The Current Status widget provides a visual representation of the CPU, Memory and Disk usage of the NTA. Each metric is displayed as a half-donut chart, offering a quick visual snapshot of system load.

Metric	Description
CPU Utilization	Displays the percentage utilization across all CPU cores.
Memory Utilization	Displays the percentage of system memory consumed.
Disk Utilization /	Represents the percentage of storage space used for the system disk.
Disk Utilization /srv	Represents the percentage of storage space used for the data disk. Monitoring this metric ensures sufficient space for data/memory cache

The above metrics are updated in the Samurai MDR portal every 5 minutes and are monitored by the Samurai platform. It is important to note that it is normal to observe high utilization of all metrics as the NTA performs continuous resource intensive inspection of mirrored traffic with processes that inherently demand significant resources to maintain performance and accuracy. For deeper insight we recommend reviewing the additional performance metrics plotted as time-series graphs found under NTA details.

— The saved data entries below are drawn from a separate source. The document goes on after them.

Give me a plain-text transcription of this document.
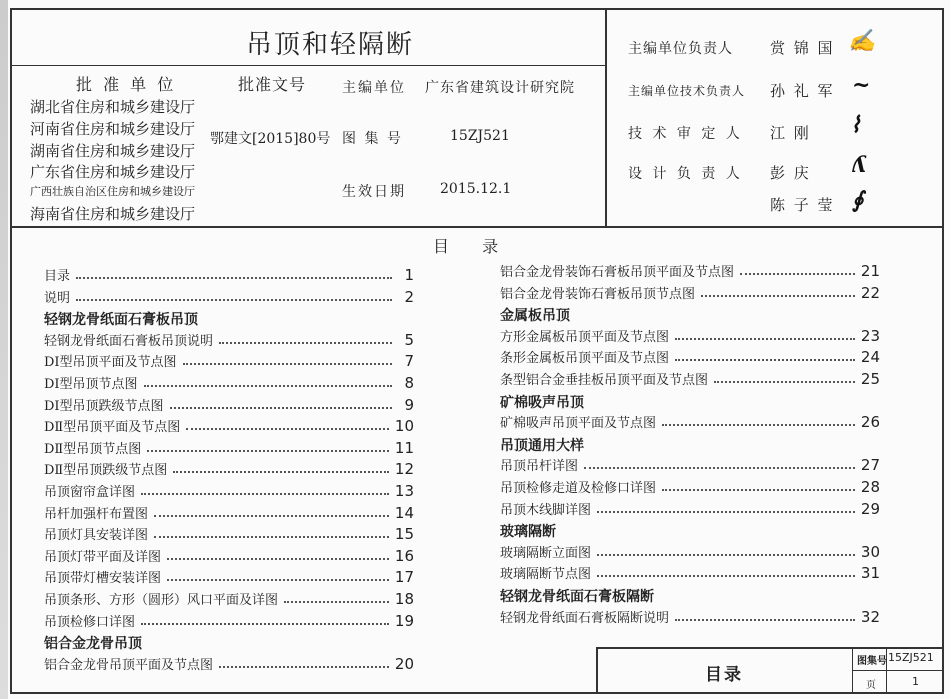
吊顶和轻隔断
批 准 单 位	批准文号
湖北省住房和城乡建设厅
河南省住房和城乡建设厅
湖南省住房和城乡建设厅
广东省住房和城乡建设厅
广西壮族自治区住房和城乡建设厅
海南省住房和城乡建设厅
鄂建文[2015]80号
主编单位 广东省建筑设计研究院
图 集 号	15ZJ521
生效日期 2015.12.1
主编单位负责人 赏 锦 国 ✍
主编单位技术负责人 孙 礼 军 ~
技 术 审 定 人 江 刚 ⌇
设 计 负 责 人 彭 庆 ʎ
陈 子 莹 ∮
目 录
目录	1
说明	2
轻钢龙骨纸面石膏板吊顶
轻钢龙骨纸面石膏板吊顶说明	5
DⅠ型吊顶平面及节点图	7
DⅠ型吊顶节点图	8
DⅠ型吊顶跌级节点图	9
DⅡ型吊顶平面及节点图	10
DⅡ型吊顶节点图	11
DⅡ型吊顶跌级节点图	12
吊顶窗帘盒详图	13
吊杆加强杆布置图	14
吊顶灯具安装详图	15
吊顶灯带平面及详图	16
吊顶带灯槽安装详图	17
吊顶条形、方形（圆形）风口平面及详图	18
吊顶检修口详图	19
铝合金龙骨吊顶
铝合金龙骨吊顶平面及节点图	20
铝合金龙骨装饰石膏板吊顶平面及节点图	21
铝合金龙骨装饰石膏板吊顶节点图	22
金属板吊顶
方形金属板吊顶平面及节点图	23
条形金属板吊顶平面及节点图	24
条型铝合金垂挂板吊顶平面及节点图	25
矿棉吸声吊顶
矿棉吸声吊顶平面及节点图	26
吊顶通用大样
吊顶吊杆详图	27
吊顶检修走道及检修口详图	28
吊顶木线脚详图	29
玻璃隔断
玻璃隔断立面图	30
玻璃隔断节点图	31
轻钢龙骨纸面石膏板隔断
轻钢龙骨纸面石膏板隔断说明	32
目录
图集号 15ZJ521
页	1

This widget may also include status messages of individual components of the NTA, this will assist with identyfing any problems the NTA encounteres. raising a ticket with the Samurai SOC.

NTA Status Notifications

Samurai will send email notifications to registered application users should your NTA status change from Healthy to Unavailable. The Samurai team monitor deployed NTAs and it is our responsibility to maintain health, availability and rectify any problems, however we may reach out to you if you are required to make any changes. Once any issues have been resolved, you will also be notified when a Healthy status is reached.

If your NTA restarted, during final startup you may notice the Status change from Healthy to Not-Healthy, this is not cause for alarm as this typically occurs for a short period of time as processes restart. Once complete your NTA status will be displayed as Healthy.

System Information

The System Informatiom panel displays important NTA system information and metrics including:

System

Field	Description
Operating System	The NTA leverages Ubuntu, it is our repsonsibility to maintain the Operating System.
CPU	CPU information captured
Cores	No. of physical and logical cores of the NTA
Memory	Total memory of the NTA
Swap	Allocated disk space used as virtual memory

Storage

Field	Description
Mount	Directory where storage device or parition is attached to the file system
Device	Represents the virtual storage medium by path or Amazon EBS volume
Size	Capacity of storage device or partition
Usage	Amount of storage consumed in %

Network Management

Field	Description
Configuration	Static or DHCP
IPv4	The assigned IP address. The Monitoring interface will not have an IP address
Proxy server	Proxy server configured during cofiguration creation
NTP servers	Network time protocol servers configured during configuration creation
Interface	Virtual adapter
Type	Management interface
MAC	Unique identifier assigned to the interface
Current Bandwidth	The data transfer rate of the network interface measured in Mbit/s

Network Monitoring

Field	Description
Interface	Virtual adapter
Type	Monitoring interface
MAC	Unique identifier assigned to the interface
Current Bandwidth	The data transfer rate of the network interface measured in Mbit/s

Metrics

All metrics displayed are by default over the past 2 hours however you can adjust via the Time Picker

Metric	Description
CPU Utilization	Displays the percentage utilization across all CPU cores. High usage may indicate heavy traffic analysis or potential system strain
Memory Utilization	Displays the percentage of system memory consumed. Persistent high usage could impact performance and may require optimization
Disk Utilization	Represents the percentage of storage space used across each disk mount. Monitoring this metric ensures sufficient space for traffic data and system operations
Bandwidth Utilization	Displays bandwidth utilization of the mirror interface in Mbit/s

Alerts

The Alerts panel displays security detections made by the NTA.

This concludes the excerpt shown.